A República dos sem-papéis

(António Guerreiro, in Público, 01/06/2018)

Guerreiro

António Guerreiro

Para um estudo de iconologia política da nossa época, uma imagem exibida nas televisões e nos jornais de todo o mundo fornece matéria fecunda. Trata-se da imagem de um jovem do Mali, que entrou no Palácio do Eliseu na sua condição de imigrante ilegal, sans-papiers, e à saída exibiu um conspícuo papier que, disse ele aos jornalistas num francês ainda pouco treinado, “me dá muito prazer, é a primeira vez que ganho um troféu como este”.

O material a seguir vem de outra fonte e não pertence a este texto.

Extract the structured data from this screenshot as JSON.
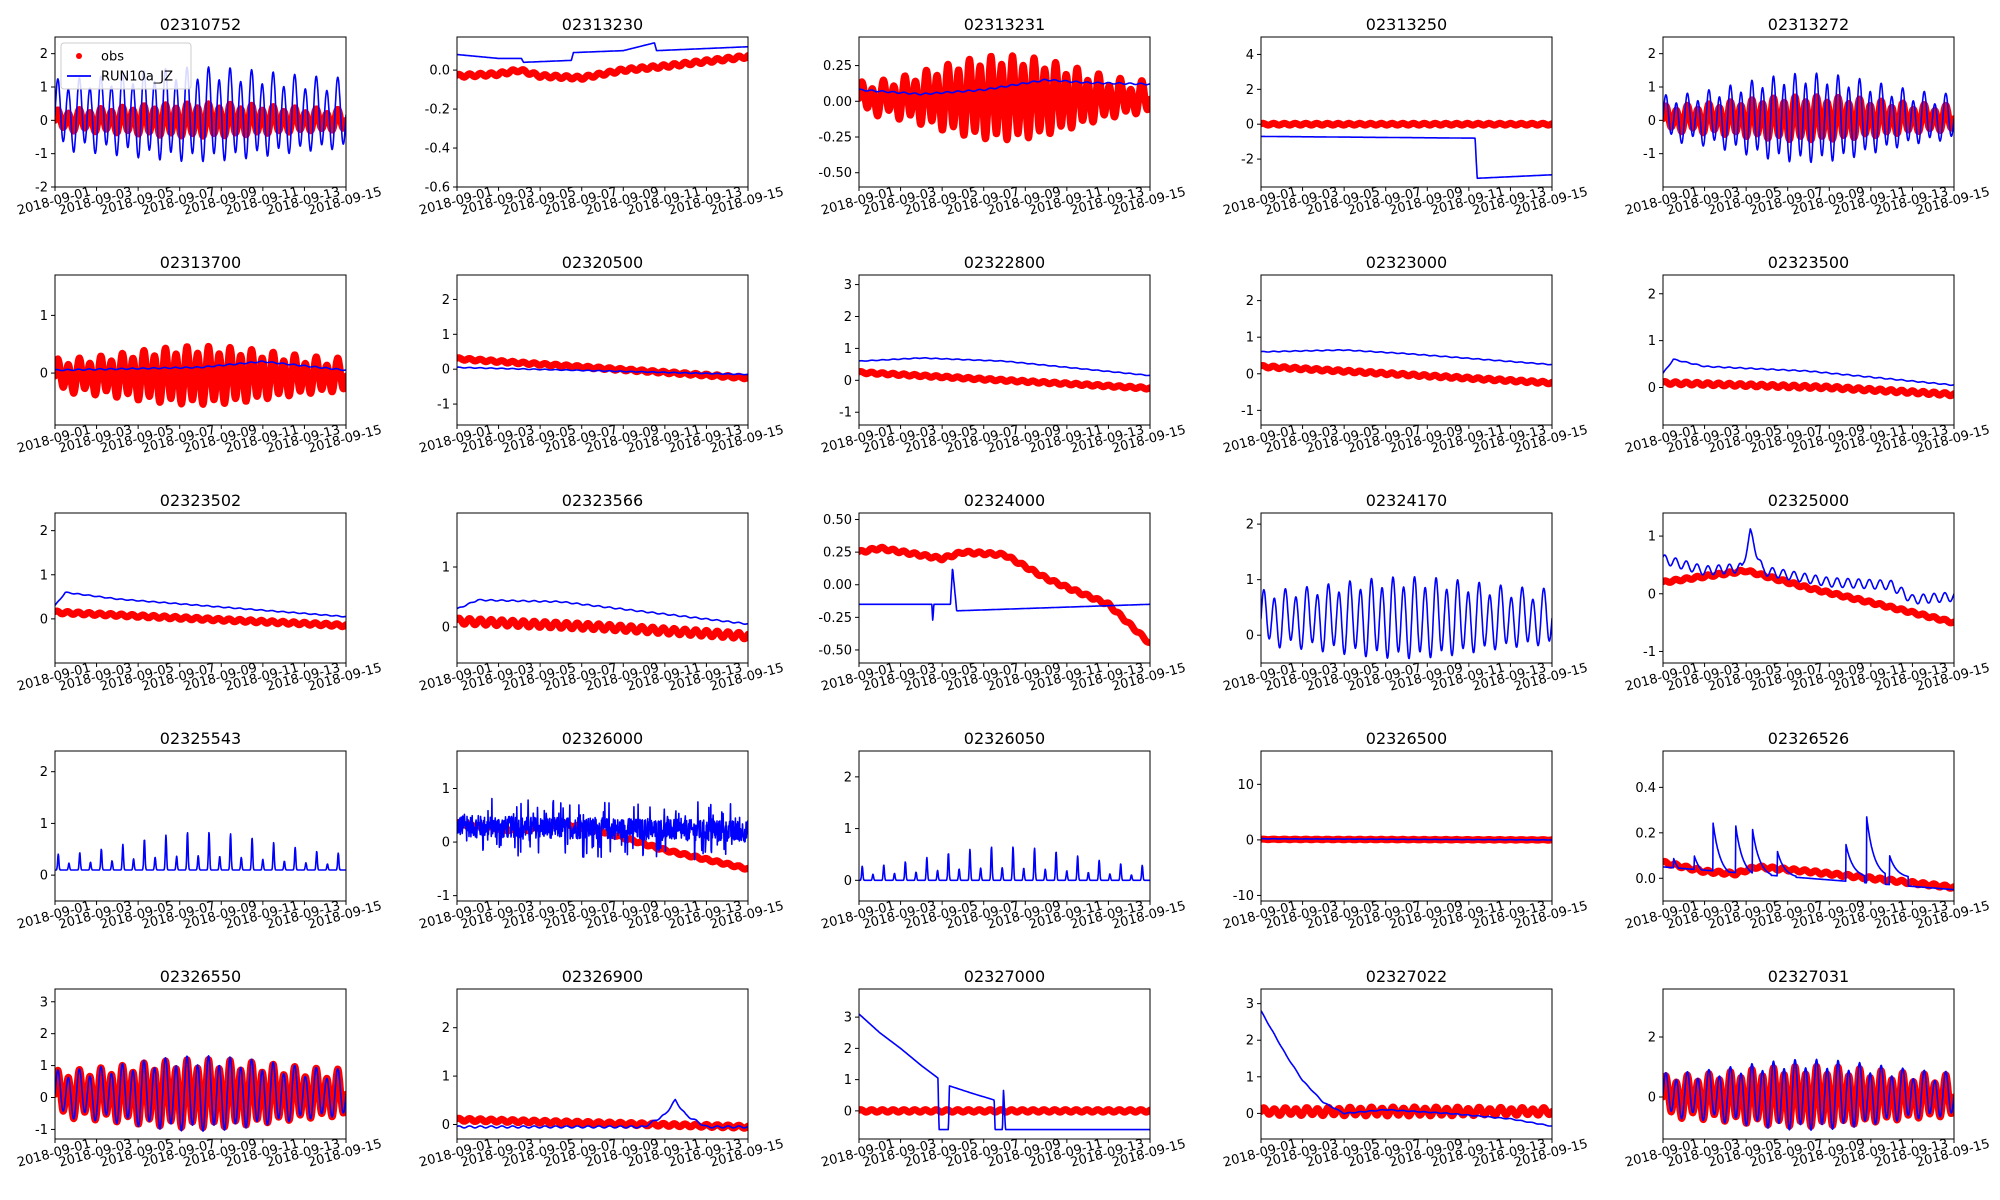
{
  "figure": {
    "x_tick_labels": [
      "2018-09-01",
      "2018-09-03",
      "2018-09-05",
      "2018-09-07",
      "2018-09-09",
      "2018-09-11",
      "2018-09-13",
      "2018-09-15"
    ],
    "x_range_days": [
      0,
      14
    ],
    "legend": {
      "entries": [
        "obs",
        "RUN10a_JZ"
      ],
      "placement": "upper-left of first panel"
    },
    "colors": {
      "obs": "#ff0000",
      "model": "#0000ff"
    }
  },
  "chart_data": [
    {
      "type": "line",
      "title": "02310752",
      "ylim": [
        -2,
        2.5
      ],
      "yticks": [
        -2,
        -1,
        0,
        1,
        2
      ],
      "obs": {
        "kind": "tidal",
        "base": 0,
        "amp": 0.35,
        "mod": 0.25
      },
      "model": {
        "kind": "tidal",
        "base": 0.15,
        "amp": 1.1,
        "mod": 0.15
      }
    },
    {
      "type": "line",
      "title": "02313230",
      "ylim": [
        -0.6,
        0.17
      ],
      "yticks": [
        -0.6,
        -0.4,
        -0.2,
        0.0
      ],
      "yfmt": 1,
      "obs": {
        "kind": "trend",
        "pts": [
          [
            0,
            -0.03
          ],
          [
            2,
            -0.02
          ],
          [
            3,
            0.0
          ],
          [
            4,
            -0.03
          ],
          [
            6,
            -0.04
          ],
          [
            8,
            0.0
          ],
          [
            10,
            0.02
          ],
          [
            14,
            0.07
          ]
        ],
        "noise": 0.008
      },
      "model": {
        "kind": "steps",
        "pts": [
          [
            0,
            0.08
          ],
          [
            2,
            0.06
          ],
          [
            3.1,
            0.06
          ],
          [
            3.2,
            0.04
          ],
          [
            5.5,
            0.05
          ],
          [
            5.6,
            0.09
          ],
          [
            8,
            0.1
          ],
          [
            9.5,
            0.14
          ],
          [
            9.6,
            0.1
          ],
          [
            14,
            0.12
          ]
        ]
      }
    },
    {
      "type": "line",
      "title": "02313231",
      "ylim": [
        -0.6,
        0.45
      ],
      "yticks": [
        -0.5,
        -0.25,
        0.0,
        0.25
      ],
      "yfmt": 2,
      "obs": {
        "kind": "tidal",
        "base": 0.02,
        "amp": 0.18,
        "mod": 0.5
      },
      "model": {
        "kind": "trend",
        "pts": [
          [
            0,
            0.08
          ],
          [
            3,
            0.05
          ],
          [
            6,
            0.08
          ],
          [
            9,
            0.15
          ],
          [
            11,
            0.13
          ],
          [
            14,
            0.12
          ]
        ],
        "noise": 0.005
      }
    },
    {
      "type": "line",
      "title": "02313250",
      "ylim": [
        -3.6,
        5
      ],
      "yticks": [
        -2,
        0,
        2,
        4
      ],
      "obs": {
        "kind": "trend",
        "pts": [
          [
            0,
            0.0
          ],
          [
            14,
            0.0
          ]
        ],
        "noise": 0.05
      },
      "model": {
        "kind": "steps",
        "pts": [
          [
            0,
            -0.7
          ],
          [
            10.3,
            -0.8
          ],
          [
            10.4,
            -3.1
          ],
          [
            14,
            -2.9
          ]
        ]
      }
    },
    {
      "type": "line",
      "title": "02313272",
      "ylim": [
        -2,
        2.5
      ],
      "yticks": [
        -1,
        0,
        1,
        2
      ],
      "obs": {
        "kind": "tidal",
        "base": 0.05,
        "amp": 0.45,
        "mod": 0.3
      },
      "model": {
        "kind": "tidal",
        "base": 0.05,
        "amp": 0.9,
        "mod": 0.35
      }
    },
    {
      "type": "line",
      "title": "02313700",
      "ylim": [
        -0.9,
        1.7
      ],
      "yticks": [
        0,
        1
      ],
      "obs": {
        "kind": "tidal",
        "base": -0.05,
        "amp": 0.35,
        "mod": 0.3
      },
      "model": {
        "kind": "trend",
        "pts": [
          [
            0,
            0.05
          ],
          [
            7,
            0.1
          ],
          [
            10,
            0.2
          ],
          [
            14,
            0.05
          ]
        ],
        "noise": 0.01
      }
    },
    {
      "type": "line",
      "title": "02320500",
      "ylim": [
        -1.6,
        2.7
      ],
      "yticks": [
        -1,
        0,
        1,
        2
      ],
      "obs": {
        "kind": "trend",
        "pts": [
          [
            0,
            0.3
          ],
          [
            14,
            -0.25
          ]
        ],
        "noise": 0.03
      },
      "model": {
        "kind": "trend",
        "pts": [
          [
            0,
            0.05
          ],
          [
            14,
            -0.15
          ]
        ],
        "noise": 0.01
      }
    },
    {
      "type": "line",
      "title": "02322800",
      "ylim": [
        -1.4,
        3.3
      ],
      "yticks": [
        -1,
        0,
        1,
        2,
        3
      ],
      "obs": {
        "kind": "trend",
        "pts": [
          [
            0,
            0.25
          ],
          [
            14,
            -0.25
          ]
        ],
        "noise": 0.03
      },
      "model": {
        "kind": "trend",
        "pts": [
          [
            0,
            0.6
          ],
          [
            3,
            0.7
          ],
          [
            7,
            0.6
          ],
          [
            14,
            0.15
          ]
        ],
        "noise": 0.01
      }
    },
    {
      "type": "line",
      "title": "02323000",
      "ylim": [
        -1.4,
        2.7
      ],
      "yticks": [
        -1,
        0,
        1,
        2
      ],
      "obs": {
        "kind": "trend",
        "pts": [
          [
            0,
            0.2
          ],
          [
            14,
            -0.25
          ]
        ],
        "noise": 0.03
      },
      "model": {
        "kind": "trend",
        "pts": [
          [
            0,
            0.6
          ],
          [
            4,
            0.65
          ],
          [
            7,
            0.55
          ],
          [
            14,
            0.25
          ]
        ],
        "noise": 0.01
      }
    },
    {
      "type": "line",
      "title": "02323500",
      "ylim": [
        -0.8,
        2.4
      ],
      "yticks": [
        0,
        1,
        2
      ],
      "obs": {
        "kind": "trend",
        "pts": [
          [
            0,
            0.1
          ],
          [
            8,
            0.0
          ],
          [
            14,
            -0.15
          ]
        ],
        "noise": 0.03
      },
      "model": {
        "kind": "trend",
        "pts": [
          [
            0,
            0.3
          ],
          [
            0.5,
            0.6
          ],
          [
            2,
            0.45
          ],
          [
            7,
            0.35
          ],
          [
            14,
            0.05
          ]
        ],
        "noise": 0.01
      }
    },
    {
      "type": "line",
      "title": "02323502",
      "ylim": [
        -1,
        2.4
      ],
      "yticks": [
        0,
        1,
        2
      ],
      "obs": {
        "kind": "trend",
        "pts": [
          [
            0,
            0.15
          ],
          [
            14,
            -0.15
          ]
        ],
        "noise": 0.03
      },
      "model": {
        "kind": "trend",
        "pts": [
          [
            0,
            0.3
          ],
          [
            0.5,
            0.6
          ],
          [
            3,
            0.45
          ],
          [
            14,
            0.05
          ]
        ],
        "noise": 0.01
      }
    },
    {
      "type": "line",
      "title": "02323566",
      "ylim": [
        -0.6,
        1.9
      ],
      "yticks": [
        0,
        1
      ],
      "obs": {
        "kind": "trend",
        "pts": [
          [
            0,
            0.1
          ],
          [
            7,
            0.0
          ],
          [
            14,
            -0.15
          ]
        ],
        "noise": 0.05
      },
      "model": {
        "kind": "trend",
        "pts": [
          [
            0,
            0.3
          ],
          [
            1,
            0.45
          ],
          [
            5,
            0.42
          ],
          [
            14,
            0.05
          ]
        ],
        "noise": 0.01
      }
    },
    {
      "type": "line",
      "title": "02324000",
      "ylim": [
        -0.6,
        0.55
      ],
      "yticks": [
        -0.5,
        -0.25,
        0.0,
        0.25,
        0.5
      ],
      "yfmt": 2,
      "obs": {
        "kind": "trend",
        "pts": [
          [
            0,
            0.25
          ],
          [
            1,
            0.28
          ],
          [
            4,
            0.2
          ],
          [
            5,
            0.25
          ],
          [
            7,
            0.23
          ],
          [
            9,
            0.05
          ],
          [
            10,
            -0.02
          ],
          [
            12,
            -0.15
          ],
          [
            14,
            -0.45
          ]
        ],
        "noise": 0.01
      },
      "model": {
        "kind": "steps",
        "pts": [
          [
            0,
            -0.15
          ],
          [
            3.5,
            -0.15
          ],
          [
            3.55,
            -0.28
          ],
          [
            3.6,
            -0.15
          ],
          [
            4.4,
            -0.15
          ],
          [
            4.5,
            0.13
          ],
          [
            4.7,
            -0.2
          ],
          [
            14,
            -0.15
          ]
        ]
      }
    },
    {
      "type": "line",
      "title": "02324170",
      "ylim": [
        -0.5,
        2.2
      ],
      "yticks": [
        0,
        1,
        2
      ],
      "obs": {
        "kind": "none"
      },
      "model": {
        "kind": "tidal",
        "base": 0.3,
        "amp": 0.55,
        "mod": 0.2
      }
    },
    {
      "type": "line",
      "title": "02325000",
      "ylim": [
        -1.2,
        1.4
      ],
      "yticks": [
        -1,
        0,
        1
      ],
      "obs": {
        "kind": "trend",
        "pts": [
          [
            0,
            0.2
          ],
          [
            2,
            0.3
          ],
          [
            4,
            0.4
          ],
          [
            7,
            0.1
          ],
          [
            10,
            -0.15
          ],
          [
            14,
            -0.5
          ]
        ],
        "noise": 0.02
      },
      "model": {
        "kind": "trend",
        "pts": [
          [
            0,
            0.6
          ],
          [
            2,
            0.4
          ],
          [
            3.8,
            0.45
          ],
          [
            4.2,
            1.05
          ],
          [
            4.8,
            0.4
          ],
          [
            8,
            0.2
          ],
          [
            11,
            0.15
          ],
          [
            12,
            -0.1
          ],
          [
            14,
            -0.05
          ]
        ],
        "noise": 0.08
      }
    },
    {
      "type": "line",
      "title": "02325543",
      "ylim": [
        -0.5,
        2.4
      ],
      "yticks": [
        0,
        1,
        2
      ],
      "obs": {
        "kind": "none"
      },
      "model": {
        "kind": "pulse",
        "base": 0.1,
        "amp": 0.45,
        "mod": 0.4
      }
    },
    {
      "type": "line",
      "title": "02326000",
      "ylim": [
        -1.1,
        1.7
      ],
      "yticks": [
        -1,
        0,
        1
      ],
      "obs": {
        "kind": "trend",
        "pts": [
          [
            0,
            0.35
          ],
          [
            3,
            0.2
          ],
          [
            5,
            0.35
          ],
          [
            7,
            0.2
          ],
          [
            10,
            -0.15
          ],
          [
            14,
            -0.5
          ]
        ],
        "noise": 0.02
      },
      "model": {
        "kind": "noisy",
        "base": 0.3,
        "amp": 0.5
      }
    },
    {
      "type": "line",
      "title": "02326050",
      "ylim": [
        -0.4,
        2.5
      ],
      "yticks": [
        0,
        1,
        2
      ],
      "obs": {
        "kind": "none"
      },
      "model": {
        "kind": "pulse",
        "base": 0.0,
        "amp": 0.4,
        "mod": 0.4
      }
    },
    {
      "type": "line",
      "title": "02326500",
      "ylim": [
        -11,
        16
      ],
      "yticks": [
        -10,
        0,
        10
      ],
      "obs": {
        "kind": "trend",
        "pts": [
          [
            0,
            0.1
          ],
          [
            14,
            0.0
          ]
        ],
        "noise": 0.05
      },
      "model": {
        "kind": "trend",
        "pts": [
          [
            0,
            0.2
          ],
          [
            14,
            0.0
          ]
        ],
        "noise": 0.02
      }
    },
    {
      "type": "line",
      "title": "02326526",
      "ylim": [
        -0.1,
        0.56
      ],
      "yticks": [
        0.0,
        0.2,
        0.4
      ],
      "yfmt": 1,
      "obs": {
        "kind": "trend",
        "pts": [
          [
            0,
            0.07
          ],
          [
            2,
            0.03
          ],
          [
            3.5,
            0.02
          ],
          [
            4.5,
            0.05
          ],
          [
            7,
            0.03
          ],
          [
            10,
            0.0
          ],
          [
            14,
            -0.04
          ]
        ],
        "noise": 0.006
      },
      "model": {
        "kind": "spikes",
        "base": 0.05,
        "spikes": [
          [
            0.5,
            0.09
          ],
          [
            1.5,
            0.1
          ],
          [
            2.4,
            0.25
          ],
          [
            3.5,
            0.23
          ],
          [
            4.3,
            0.22
          ],
          [
            5.5,
            0.12
          ],
          [
            8.8,
            0.15
          ],
          [
            9.8,
            0.27
          ],
          [
            10.9,
            0.1
          ]
        ]
      }
    },
    {
      "type": "line",
      "title": "02326550",
      "ylim": [
        -1.3,
        3.4
      ],
      "yticks": [
        -1,
        0,
        1,
        2,
        3
      ],
      "obs": {
        "kind": "tidal",
        "base": 0.1,
        "amp": 0.8,
        "mod": 0.2
      },
      "model": {
        "kind": "tidal",
        "base": 0.1,
        "amp": 0.85,
        "mod": 0.25
      }
    },
    {
      "type": "line",
      "title": "02326900",
      "ylim": [
        -0.3,
        2.8
      ],
      "yticks": [
        0,
        1,
        2
      ],
      "obs": {
        "kind": "trend",
        "pts": [
          [
            0,
            0.1
          ],
          [
            14,
            -0.05
          ]
        ],
        "noise": 0.03
      },
      "model": {
        "kind": "trend",
        "pts": [
          [
            0,
            -0.05
          ],
          [
            9,
            -0.05
          ],
          [
            10,
            0.2
          ],
          [
            10.5,
            0.5
          ],
          [
            11,
            0.2
          ],
          [
            12,
            -0.05
          ],
          [
            14,
            -0.05
          ]
        ],
        "noise": 0.02
      }
    },
    {
      "type": "line",
      "title": "02327000",
      "ylim": [
        -0.9,
        3.9
      ],
      "yticks": [
        0,
        1,
        2,
        3
      ],
      "obs": {
        "kind": "trend",
        "pts": [
          [
            0,
            0.0
          ],
          [
            14,
            0.0
          ]
        ],
        "noise": 0.04
      },
      "model": {
        "kind": "steps",
        "pts": [
          [
            0,
            3.1
          ],
          [
            1,
            2.5
          ],
          [
            2,
            2.0
          ],
          [
            3,
            1.45
          ],
          [
            3.8,
            1.05
          ],
          [
            3.85,
            -0.6
          ],
          [
            4.3,
            -0.6
          ],
          [
            4.35,
            0.8
          ],
          [
            5.5,
            0.55
          ],
          [
            6.5,
            0.35
          ],
          [
            6.55,
            -0.6
          ],
          [
            6.9,
            -0.6
          ],
          [
            6.95,
            0.7
          ],
          [
            7.05,
            -0.6
          ],
          [
            14,
            -0.6
          ]
        ]
      }
    },
    {
      "type": "line",
      "title": "02327022",
      "ylim": [
        -0.7,
        3.4
      ],
      "yticks": [
        0,
        1,
        2,
        3
      ],
      "obs": {
        "kind": "tidal",
        "base": 0.05,
        "amp": 0.1,
        "mod": 0.1
      },
      "model": {
        "kind": "trend",
        "pts": [
          [
            0,
            2.8
          ],
          [
            0.6,
            2.2
          ],
          [
            1.2,
            1.6
          ],
          [
            2,
            0.9
          ],
          [
            3,
            0.3
          ],
          [
            4,
            0.0
          ],
          [
            6,
            0.1
          ],
          [
            9,
            0.0
          ],
          [
            12,
            -0.15
          ],
          [
            14,
            -0.35
          ]
        ],
        "noise": 0.01
      }
    },
    {
      "type": "line",
      "title": "02327031",
      "ylim": [
        -1.4,
        3.6
      ],
      "yticks": [
        0,
        2
      ],
      "obs": {
        "kind": "tidal",
        "base": 0.0,
        "amp": 0.75,
        "mod": 0.2
      },
      "model": {
        "kind": "tidal",
        "base": 0.05,
        "amp": 0.85,
        "mod": 0.25
      }
    }
  ]
}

papier que ele recebeu das mãos do Presidente francês tinha o carimbo da “République française” e foi outorgado como diploma de um “Acte de Courage et de Dévouement”. Na véspera, o jovem do Mali tinha trepado quatro andares de um edifício, em menos de um minuto, arriscando a vida, para salvar uma criança que estava a cair de uma varanda. Alguém, entre os muitos transeuntes que assistiram à cena e aplaudiram no final a operação espontânea de salvamento, filmou com um telemóvel a impressionante performance atlética, de força, habilidade e equilíbrio, deste “super-herói” (como foi logo designado) e esse filme atravessou a França e o planeta. O dévouement, a abnegação, essa disposição que consiste em servir outrem ou uma causa, arriscando eventualmente a própria vida, é uma palavra bem conhecida da retórica republicana francesa. Compreende um “dom de si”, a renúncia e o sacrifício pessoal, e implica também uma exigência de obediência. A figura ideal do dévouement é uma forma superior de amor e gratuito que transcende a condição humana comum. Quanto à etimologia, a palavra deriva da forma latina devotio, O dévouement da filosofia política republicana é ao mesmo tempo um herdeiro da devotio romana e uma laicização da devoção religiosa. A França que aplaudiu este novo herói, saído dos contingentes de imigrantes indesejáveis, está cada vez mais surda aos hinos nacionais. Mas o Estado não quer de modo nenhum perder o monopólio da enunciação da identidade. E, assim, sob a aparência de prestar homenagem a um jovem imigrante clandestino, a República Francesa emite um diploma que é uma representação de si, exibida à Nação com o carimbo da República Francesa, homenageando-se a si própria e assegurando a eficácia política das imagens. O “super-herói” do Mali saiu do encontro com Emmanuel Macron como um francês honorário, francês reconhecido e diplomado pela República por “courage et dévouement”. No frente-a-frente com o Presidente, ele sobressaía pelas roupas informais, mas também por outra razão: tendo realizado uma performance física assinalável, passou a oferecer-se à observação segundo esse critério. E, neste aspecto tornado demasiado notório porque foi um motivo central do acto heróico, o corpo político republicano surge em clara desvantagem.

Exibido como exemplo à Nação que já teve um Ministério da Imigração, da Integração e da Identidade Nacional, o novo super-herói recebido no Palácio do Eliseu por Emmanuel Macron corre o risco de, servindo involuntariamente a retórica republicana do dévouement, prestar um bom serviço a uma biopolítica humanista que passa diplomas de “francidade” honorária a “super-heróis” que salvam crianças em queda iminente de um quarto andar, enquanto expulsa a multidão de anónimos sans-papiers e sem um papel com um carimbo de reconhecimento outorgado pela República. Não é difícil explicar este mecanismo: começa-se por reconhecer que há imigrantes que são heróis e acaba-se por exigir heroicidade dos imigrantes. É quase o mesmo que se passa com a cultura: descobre-se pontualmente a sua utilidade e acaba-se por exigir que ela seja sempre útil.